Het DSGO kent de authenticatie variant AdSeal of QSeal, waarbij een datadienstaanbieder bij een datadienst aangeeft welk Authentication Assurance Level ( aal ) wordt gehanteerd: AdSeal of QSeal. Op deze wijze is praktische invulling gegeven aan twee betrouwbaarheidsniveaus: advanced en qualified.

In de Gebouwde Omgeving wordt op dit moment nog veel data gedeeld in documenten, en de overgang naar het uitwisselen van data via APIs is groot. De stap naar datatransacties met onweerlegbaarheid en authenticatie via JWTs is wellicht te groot.

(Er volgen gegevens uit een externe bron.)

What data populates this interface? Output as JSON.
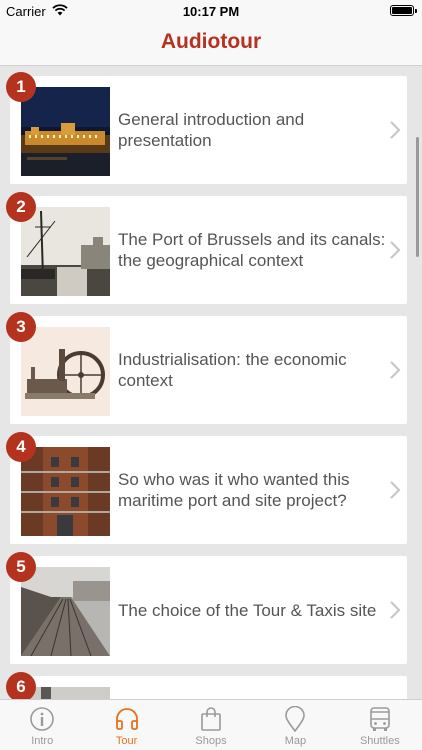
{
  "status_bar": {
    "carrier": "Carrier",
    "time": "10:17 PM"
  },
  "nav": {
    "title": "Audiotour"
  },
  "items": [
    {
      "number": "1",
      "title": "General introduction and presentation"
    },
    {
      "number": "2",
      "title": "The Port of Brussels and its canals: the geographical context"
    },
    {
      "number": "3",
      "title": "Industrialisation: the economic context"
    },
    {
      "number": "4",
      "title": "So who was it who wanted this maritime port and site project?"
    },
    {
      "number": "5",
      "title": "The choice of the Tour & Taxis site"
    },
    {
      "number": "6",
      "title": ""
    }
  ],
  "tabs": [
    {
      "label": "Intro",
      "icon": "info-icon",
      "active": false
    },
    {
      "label": "Tour",
      "icon": "headphones-icon",
      "active": true
    },
    {
      "label": "Shops",
      "icon": "bag-icon",
      "active": false
    },
    {
      "label": "Map",
      "icon": "map-pin-icon",
      "active": false
    },
    {
      "label": "Shuttles",
      "icon": "bus-icon",
      "active": false
    }
  ],
  "colors": {
    "accent": "#b5321e",
    "tab_active": "#e8701d",
    "tab_inactive": "#9a9a9a"
  }
}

Daarnaast hanteren bestaande standaarden ClientPassword als authenticatie-oplossing en maken ze nog geen gebruik van electronic seals. Om de adoptie van het DSGO te vergroten wordt ook deze laagdrempelige variant van Authenticatie op datadienstniveau (Machine namens een partij) ondersteund in een overgangsfase totdat electronic seals gangbaar zijn voor Machine to Machine authenticatie. Het betreft daarmee een aanvullende en tijdgebonden afspraak in het DSGO.

Onder strikte voorwaarden is het mogelijk voor datadienstaanbieders om datadiensten aan te bieden waarbij gebruik gemaakt wordt van de OAuth2.0 Client Credentials Grant met een Client Password variant zoals beschreven in RFC 6749, sectie 4.4 en RFC 6749, sectie 2.3.1.

Deze specificatie staat meerdere methoden toe voor authenticatie van clients met een Client password. Het DSGO staat alleen client_secret_post toe, waarbij de client-ID en client secret worden meegestuurd in de application/x-www-form-urlencoded body van het tokenverzoek.

Deze wijze van authenticeren betreft een betrouwbaarheidsniveau laag en dient in het capabilities_info object aangegeven te worden bij het attribuut aal met de waarde ClientPassword.

Hierbij is het uitgangspunt dat beide partijen elkaar vooraf kennen en er sprake is van structurele uitwisseling van gegevens waarbij een hoge betrouwbaarheid van authenticatie niet vereist is.